VIII

ENVIADO DE NUEVO A FRANCIA

POR aquellos días Aviraneta recibió una serie de anónimos amenazadores y de advertencias inquietantes. Le decían: «Tenga usted mucho cuidado. Se halla expuesto a mil asechanzas. Se urde algo contra su persona».

Una noche, al entrar en su casa, dos hombres, al parecer borrachos, se peleaban en la acera y se echaron encima de él. Aviraneta fue a separarse rápidamente y se dislocó un pie. Quizá aquel encontronazo fue casual, pero a don Eugenio le quedó la sospecha de una intención aviesa.

Aviraneta subió a su casa como pudo y llamó a un médico amigo, el doctor Araujo.

El doctor Araujo le cuidó y le recomendó una quietud absoluta. Aquella inmovilidad obligada y la excitación de su espíritu pusieron a Aviraneta verdaderamente enfermo.

Se hallaba convaleciente sin poder tenerse en pie cuando Arrazola se presentó en su habitación a saber el estado de su salud.
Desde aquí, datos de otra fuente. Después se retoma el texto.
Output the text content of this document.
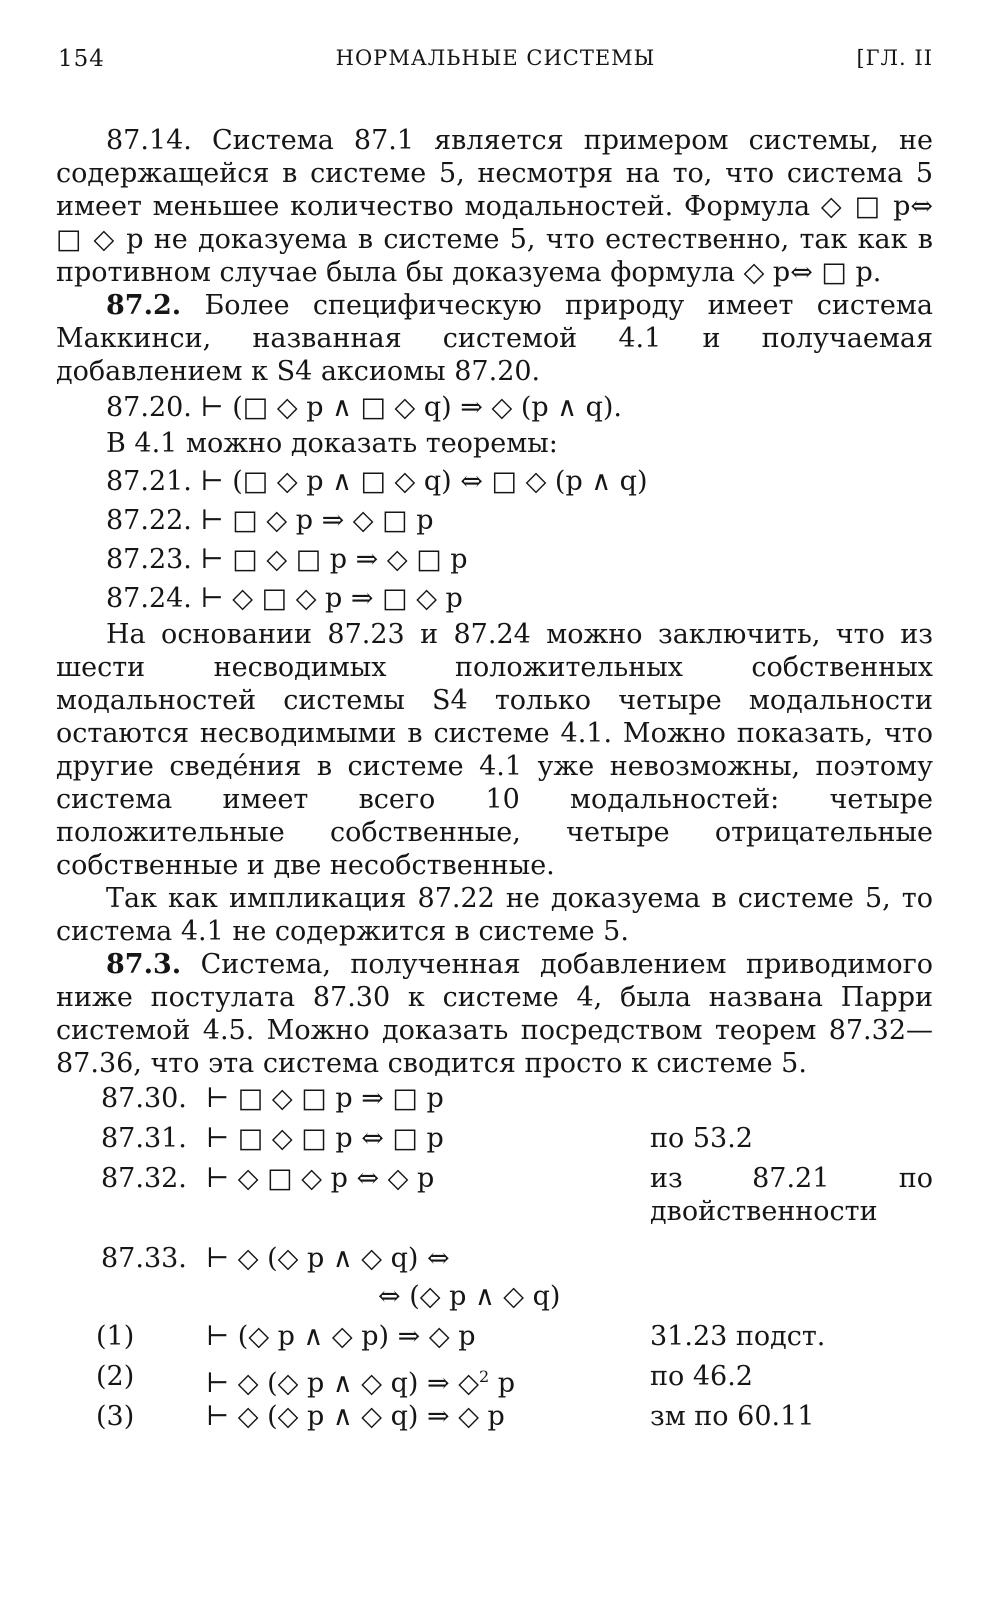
154	НОРМАЛЬНЫЕ СИСТЕМЫ	[ГЛ. II

87.14. Система 87.1 является примером системы, не содержащейся в системе 5, несмотря на то, что система 5 имеет меньшее количество модальностей. Формула ◇ □ p⇔ □ ◇ p не доказуема в системе 5, что естественно, так как в противном случае была бы доказуема формула ◇ p⇔ □ p.

87.2. Более специфическую природу имеет система Маккинси, названная системой 4.1 и получаемая добавлением к S4 аксиомы 87.20.

87.20. ⊢ (□ ◇ p ∧ □ ◇ q) ⇒ ◇ (p ∧ q).

В 4.1 можно доказать теоремы:

87.21. ⊢ (□ ◇ p ∧ □ ◇ q) ⇔ □ ◇ (p ∧ q)
87.22. ⊢ □ ◇ p ⇒ ◇ □ p
87.23. ⊢ □ ◇ □ p ⇒ ◇ □ p
87.24. ⊢ ◇ □ ◇ p ⇒ □ ◇ p

На основании 87.23 и 87.24 можно заключить, что из шести несводимых положительных собственных модальностей системы S4 только четыре модальности остаются несводимыми в системе 4.1. Можно показать, что другие сведéния в системе 4.1 уже невозможны, поэтому система имеет всего 10 модальностей: четыре положительные собственные, четыре отрицательные собственные и две несобственные.

Так как импликация 87.22 не доказуема в системе 5, то система 4.1 не содержится в системе 5.

87.3. Система, полученная добавлением приводимого ниже постулата 87.30 к системе 4, была названа Парри системой 4.5. Можно доказать посредством теорем 87.32—87.36, что эта система сводится просто к системе 5.

87.30. ⊢ □ ◇ □ p ⇒ □ p
87.31. ⊢ □ ◇ □ p ⇔ □ p	по 53.2
87.32. ⊢ ◇ □ ◇ p ⇔ ◇ p	из 87.21 по двойственности
87.33. ⊢ ◇ (◇ p ∧ ◇ q) ⇔
⇔ (◇ p ∧ ◇ q)
(1)	⊢ (◇ p ∧ ◇ p) ⇒ ◇ p	31.23 подст.
(2)	⊢ ◇ (◇ p ∧ ◇ q) ⇒ ◇$^2$ p	по 46.2
(3)	⊢ ◇ (◇ p ∧ ◇ q) ⇒ ◇ p	зм по 60.11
—La reina desearía que fuese de nuevo a Francia con una comisión parecida a la que ha desempeñado usted en su última estancia en Bayona —le dijo.
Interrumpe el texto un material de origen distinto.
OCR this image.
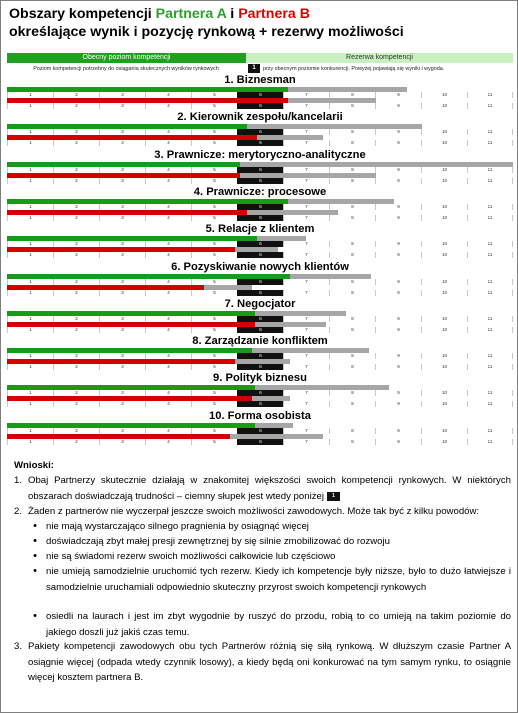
Obszary kompetencji Partnera A i Partnera B
określające wynik i pozycję rynkową + rezerwy możliwości
Obecny poziom kompetencji	Rezerwa kompetencji
Poziom kompetencji potrzebny do osiągania skutecznych wyników rynkowych	1	przy obecnym poziomie konkurencji. Powyżej pojawiają się wyniki i wygoda.
1. Biznesman
1	2	3	4	5	6	7	8	9	10	11
1	2	3	4	5	6	7	8	9	10	11
2. Kierownik zespołu/kancelarii
1	2	3	4	5	6	7	8	9	10	11
1	2	3	4	5	6	7	8	9	10	11
3. Prawnicze: merytoryczno-analityczne
1	2	3	4	5	6	7	8	9	10	11
1	2	3	4	5	6	7	8	9	10	11
4. Prawnicze: procesowe
1	2	3	4	5	6	7	8	9	10	11
1	2	3	4	5	6	7	8	9	10	11
5. Relacje z klientem
1	2	3	4	5	6	7	8	9	10	11
1	2	3	4	5	6	7	8	9	10	11
6. Pozyskiwanie nowych klientów
1	2	3	4	5	6	7	8	9	10	11
1	2	3	4	5	6	7	8	9	10	11
7. Negocjator
1	2	3	4	5	6	7	8	9	10	11
1	2	3	4	5	6	7	8	9	10	11
8. Zarządzanie konfliktem
1	2	3	4	5	6	7	8	9	10	11
1	2	3	4	5	6	7	8	9	10	11
9. Polityk biznesu
1	2	3	4	5	6	7	8	9	10	11
1	2	3	4	5	6	7	8	9	10	11
10. Forma osobista
1	2	3	4	5	6	7	8	9	10	11
1	2	3	4	5	6	7	8	9	10	11
Wnioski:
1. Obaj Partnerzy skutecznie działają w znakomitej większości swoich kompetencji rynkowych. W niektórych obszarach doświadczają trudności – ciemny słupek jest wtedy poniżej 1
2. Żaden z partnerów nie wyczerpał jeszcze swoich możliwości zawodowych. Może tak być z kilku powodów:
• nie mają wystarczająco silnego pragnienia by osiągnąć więcej
• doświadczają zbyt małej presji zewnętrznej by się silnie zmobilizować do rozwoju
• nie są świadomi rezerw swoich możliwości całkowicie lub częściowo
• nie umieją samodzielnie uruchomić tych rezerw. Kiedy ich kompetencje były niższe, było to dużo łatwiejsze i samodzielnie uruchamiali odpowiednio skuteczny przyrost swoich kompetencji rynkowych
• osiedli na laurach i jest im zbyt wygodnie by ruszyć do przodu, robią to co umieją na takim poziomie do jakiego doszli już jakiś czas temu.
3. Pakiety kompetencji zawodowych obu tych Partnerów różnią się siłą rynkową. W dłuższym czasie Partner A osiągnie więcej (odpada wtedy czynnik losowy), a kiedy będą oni konkurować na tym samym rynku, to osiągnie więcej kosztem partnera B.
—Pues iré. ¿Ocurre algo nuevo?

—Nada. Se sabe que Cabrera ha pasado a Cataluña empujado por O’Donnell, y se teme que, unido a los carlistas del Principado, organice una larga resistencia que sea un obstáculo para la paz total.
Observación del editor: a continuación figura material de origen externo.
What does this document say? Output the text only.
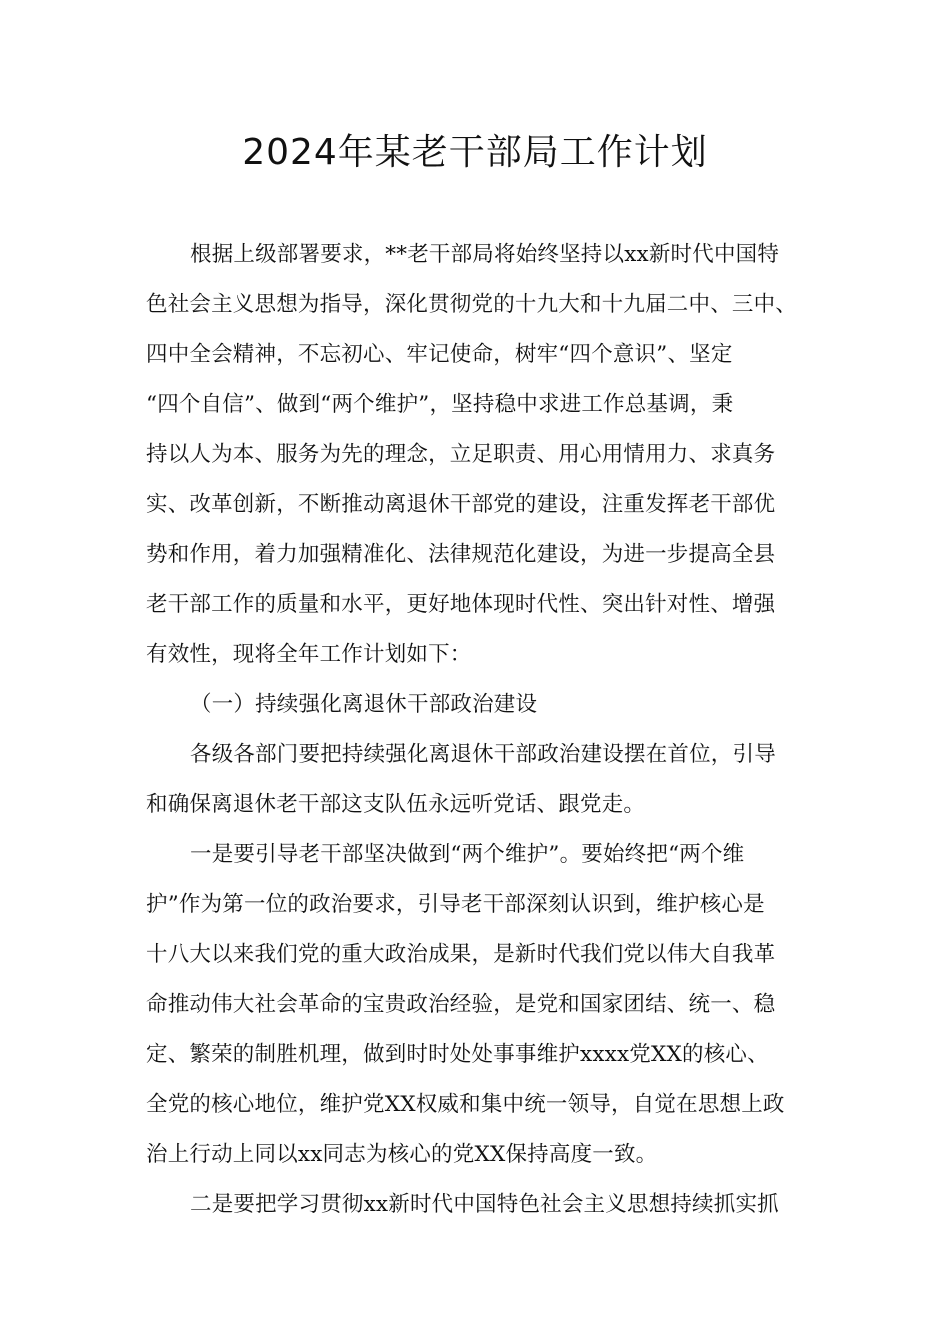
2024年某老干部局工作计划
根据上级部署要求，**老干部局将始终坚持以xx新时代中国特
色社会主义思想为指导，深化贯彻党的十九大和十九届二中、三中、
四中全会精神，不忘初心、牢记使命，树牢“四个意识”、坚定
“四个自信”、做到“两个维护”，坚持稳中求进工作总基调，秉
持以人为本、服务为先的理念，立足职责、用心用情用力、求真务
实、改革创新，不断推动离退休干部党的建设，注重发挥老干部优
势和作用，着力加强精准化、法律规范化建设，为进一步提高全县
老干部工作的质量和水平，更好地体现时代性、突出针对性、增强
有效性，现将全年工作计划如下：
（一）持续强化离退休干部政治建设
各级各部门要把持续强化离退休干部政治建设摆在首位，引导
和确保离退休老干部这支队伍永远听党话、跟党走。
一是要引导老干部坚决做到“两个维护”。要始终把“两个维
护”作为第一位的政治要求，引导老干部深刻认识到，维护核心是
十八大以来我们党的重大政治成果，是新时代我们党以伟大自我革
命推动伟大社会革命的宝贵政治经验，是党和国家团结、统一、稳
定、繁荣的制胜机理，做到时时处处事事维护xxxx党XX的核心、
全党的核心地位，维护党XX权威和集中统一领导，自觉在思想上政
治上行动上同以xx同志为核心的党XX保持高度一致。
二是要把学习贯彻xx新时代中国特色社会主义思想持续抓实抓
Aviraneta estaba deseando salir de Madrid, y dijo al ministro:

—Partiré inmediatamente que pueda.

Pasaron ocho días y, sintiéndose ya mejor y capaz de viajar en diligencia, fijó el día de su marcha. Una noche, apoyado en un bastón y embozado en su capa, salió a ver a don Lorenzo y a recoger las credenciales de los ministros de Estado y de la Gobernación. Esperó en su despecho y el secretario le trajo dos Reales órdenes: una en la que Pérez de Castro mandaba a los cónsules y vicecónsules prestasen el apoyo personal a Aviraneta, y la otra de Calderón Collantes ordenando lo mismo a los jefes políticos y demás autoridades dependientes del Ministerio de la Gobernación.